Augustine, on the other side, protested against the intentional deception of the apostles on the grounds of biblical inspiration. And instead argued that at that time in the progress of the Gospel, it was acceptable and indeed appropriate for Jewish believers to practice the Mosaic Law as long as they did not see it as a necessity for salvation and did not compel others to follow the Law, either Jew or Gentile. As long as it was for the honor of the tradition that God had given in the Old Testament, the foreshadow of the grace to come, it was appropriate for Jewish believers to practice the Law. Augustine believed both Peter and Paul practiced the law. This fascinating debate can be followed easily in the Nicene and Post-Nicene Fathers Series 1, volume 1 edited by Schaff. Look them up here, here, here, and here.

What is interesting however is that while they disagreed over the early Christians, they agreed on the issue of Jewish practice in the church in their own time, the the early 5th century. Here Augustine summarizes their shared view in a letter to Jerome (the final in the series of communication on this issue):

For now, when the faith had come, which, previously foreshadowed by these ceremonies, was revealed after the death and resurrection of the Lord, they became, so far as their office was concerned, defunct. But just as it is seemly that the bodies of the deceased be carried honourably to the grave by their kindred, so was it fitting that these rites should be removed in a manner worthy of their origin and history, and this not with pretense of respect, but as a religious duty, instead of bing forsaken at once, or cast forth to be torn in pieces by the reproaches of their enemies, as by the teeth of dogs. To carry the illustration further, if now any Christian (though he may have been converted from Judaism) were proposing to imitate the apostles in observance of these ceremonies, like one who disturbs the ashes of those who rest, he would be not piously preforming his part in the obsequies [funeral services], but impiously violating the sepulcher . . .

And I now, as speaking in the sight of God, beseech you by the law of charity to believe me when I say with my whole heart, that it never was my opinion that in our time, Jews who become Christians were either required or at liberty to observe in any manner, or form any motive whatever, the ceremonies of the ancient dispensation; although I have always held, in regard to the Apostle Paul, the opinion which you call in question, from that time that I became acquainted with his writings . . .  Jewish ceremonies are to Christians both hurtful and fatal, and that whoever observes them, where he was originally Jew or Gentile, is on his way to the pit of perdition, I entirely indorse that statement, and add to it, “Whoever observes these ceremonies, whether he was originally Jew or Gentile, is on his way to the pit of perdition not only if he is sincerely observing them, but also if he is observing them with dissimulation”.  (NPNF 1, 355-56)

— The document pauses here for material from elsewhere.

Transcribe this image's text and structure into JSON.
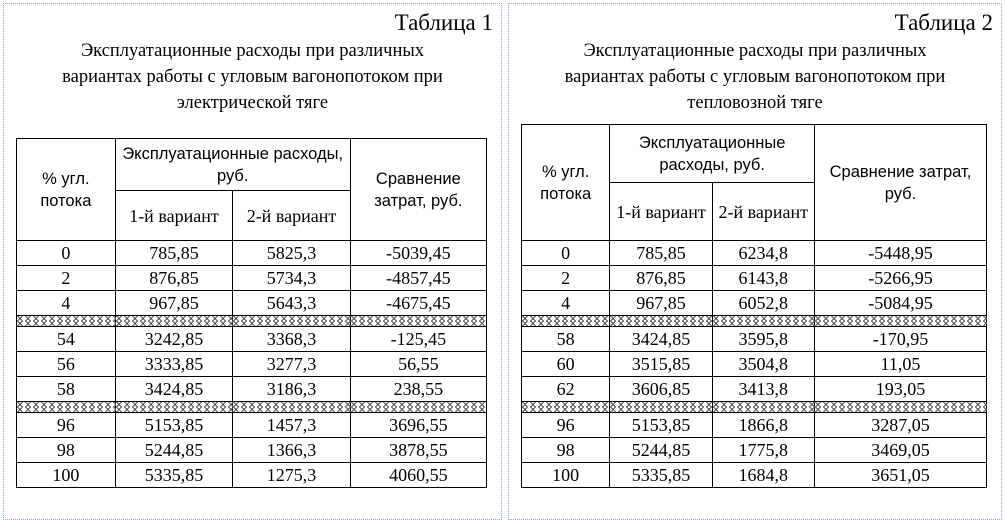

Augustine and Jerome placed a ban on circumcision in the church. A ban that continues today in the pervasive supersesessionistic theology of our church. It seems the largely Gentile church today needs seriously to consider how multi-ethnic it has been and now wishes to be in the 21st century. The Christian tradition has little high ground on which to stand when it comes to the issue of banning Jewish practices. Do you think these two giants of the Christian tradition were correct in their conclusions about Jewish and Christian identity? What would the church be like today if Augustine didn’t agree with Jerome? Interesting questions to ponder.